In this particular graveyard their were those that had died in the 1st and 2nd world wars and a family who had perished in a local flood all buried together, their ages ranging from 3 to 64. So sad that a whole family could have been wiped out in one night. Then there were all those with similar surnames to ours, could they be distant relations? What did they do?
This set me thinking to child 4 who will be joining us on these occasional forays, which names will pull at him, shoud we also look for gravestones with his birth surname on? For our children I suspect having another name to be on the lookout for will just add to the adventure and speculation of the possible exciting histories of our ancestors - (see the post Family Tree May 2013). As child 4 matures this casual acceptance of where he came from, will hopefully help promote his sense of identity, after all he will have been adopted, we cannot change that fact only help him to accept it as part of his history and to help him understand that it does not have to have a negative impact on his future!
It is important for children to have a record of significant people, places and events in their life. Every child needs to have a sense of identity and of their origins so they can understand the person they are. The life story book belongs to the child but is usually given to the adoptive parents or permanent foster carers, so they can share the information sensitively with the child, when age appropriate, as some information may be painful or difficult to understand.

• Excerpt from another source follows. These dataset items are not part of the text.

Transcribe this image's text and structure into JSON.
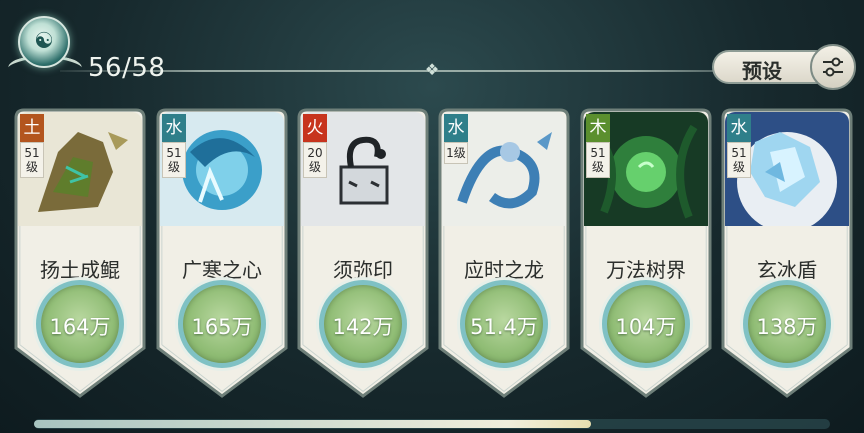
{
  "header": {
    "count": "56/58",
    "preset_label": "预设"
  },
  "cards": [
    {
      "element": "土",
      "element_color": "#b3551e",
      "level": "51级",
      "name": "扬土成鲲",
      "power": "164万",
      "art": "earth"
    },
    {
      "element": "水",
      "element_color": "#2f7f8a",
      "level": "51级",
      "name": "广寒之心",
      "power": "165万",
      "art": "water-vortex"
    },
    {
      "element": "火",
      "element_color": "#c7341e",
      "level": "20级",
      "name": "须弥印",
      "power": "142万",
      "art": "seal"
    },
    {
      "element": "水",
      "element_color": "#2f7f8a",
      "level": "1级",
      "name": "应时之龙",
      "power": "51.4万",
      "art": "dragon"
    },
    {
      "element": "木",
      "element_color": "#5b8f2e",
      "level": "51级",
      "name": "万法树界",
      "power": "104万",
      "art": "tree"
    },
    {
      "element": "水",
      "element_color": "#2f7f8a",
      "level": "51级",
      "name": "玄冰盾",
      "power": "138万",
      "art": "ice"
    }
  ],
  "scroll": {
    "progress": 0.7
  }
}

Some children may choose to refer to their life story book regularly; others less often, or hardly ever. Be My Parent
British study found that birth family contact: 1) promotes the child's ability to develop a healthy sense of identity; 2) reduces the child's feelings of rejection and abandonment; and 3) helps the child integrate with the adoptive family and provides permission to attach to them. Contact can also help the child to resolve any feelings of grief about the past with truth, rather than fantasy. And it allows the ongoing exchange of important medical information. When adoptive families consider all of these advantages, they often choose to help sustain their child's birth family connection Lowe N, Murch M, Borkowski M, Weaver A, Beckford V with Thomas C, 1999. Supporting Adoption: Reframing the Approach. London, BAAF.